Última partida
Eles já estavam casados há uns três filhos e quatro netos quando, diante da TV, assistindo o Palmeiras jogar, em uma noite de verão, o calor comendo solto – só o calor -, como se diz no nordeste, sua mulher vira-se e pergunta. Antes uma explicação, ele, palmeirense até à medula, estava assistindo ao jogo, ela estava lixando as unhas. Continuando:
Publicado 29/05/2014 19:18
– Ô, Juvenal, você ainda faz sexo?
– O que é isso mulher?!
– Sexo, homem! Sexo do verbo: Trepar, foder, dá um tapa na periquita, botar pra dentro, lepo lepo, fazer amor, gratinar a danada, carcar, meter…

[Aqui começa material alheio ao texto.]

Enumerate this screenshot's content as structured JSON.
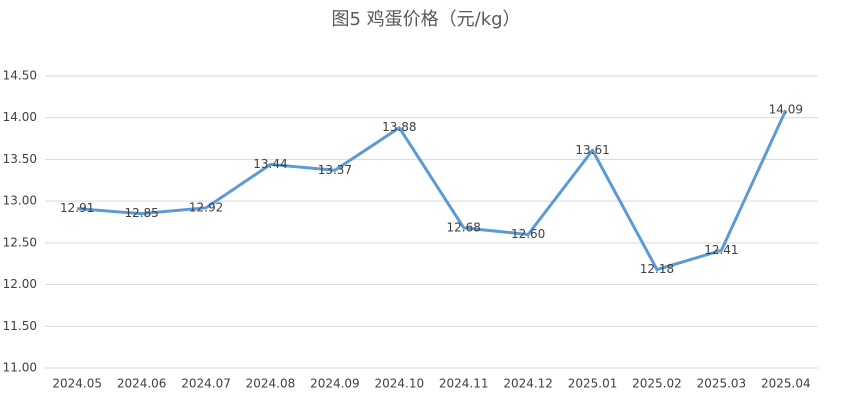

– Eu sei o que significa sexo, ou no mínimo tenho uma vaga lembrança, só não entendi o porquê de uma pergunta desta, a esta altura do jogo. O Juiz – e apontou para o teto de sua casa – já está quase apitando o fim do segundo tempo e você me vem com uma destas!
– Quase apitando, Juvenal, mas ainda não apitou. Não é você mesmo quem diz que o jogo só termina quando acaba? Pois é, ainda não ouvi aquele som agudo e irritante do apito.
– O que você está querendo, mulher? Está querendo prorrogação?
Juvenal já perguntou isto com aquele antigo sorrisinho safado no canto da boca.
– Claro que não, homem! Perguntei por perguntar. Respondeu sua mulher.
– Porque se você quiser, subimos agora mesmo para o “vestiário”! Aí eu te respondo só por responder.
– Como se ainda servisse para alguma coisa!
Sua mulher também responde para o Juvenal com um jovial brilho nos olhinhos apequenados pelos anos. E continua como quem mexe em brasa. Brasa que a muito tempo já se tornará cinza. Ou como o Juvenal mesmo costuma dizer, cinza sim, mas se assoprarem, debaixo desta cinza ainda tem muita lenha para queimar, mora?
Foi a procura destas lenhas que sua mulher se embrenhou cinzas a dentro.
Depois de algum tempo:
– Você não anda fazendo sexo na rua né, Juvenal? Não quero que você me venha passar doença!
– E eu lá ando pensando nisto, criatura!? Tem mais, como vou lhe passar doença se nós nem, nem mais!? E tem mais, eu nunca fui de contratar "atleta" no exterior, se é que você me entende!
Pergunta vai pergunta vem, aquele calorão do verão paulista, o jogo rolando na TV e o clima esquentando, esquentando na sala. E não é que ainda tinha uma lenha mesmo? Pois de tanto esquentar uma pequena fagulha surgiu, foi queimando devagarinho e o Juvenal, que há muito não comia carne, ainda conseguiu fogo para assar uma pequena chuleta. Foi ali mesmo na sala, ou em campo, para usar uma expressão do Juvenal, que o jogo começou. Não subiram nem para o “vestiário”.
Já estavam lá os dois naquele jogo, o calor comendo solto – não era só o calor -, a bola rolando já há algum tempo, ele terminando de queimar a última lenha, quando o juiz apita e o Galvão grita com aquela sua voz cheia de efeitos e defeitos: Fim de jogo no Pacaembu! Um a zero para o Palmeiras!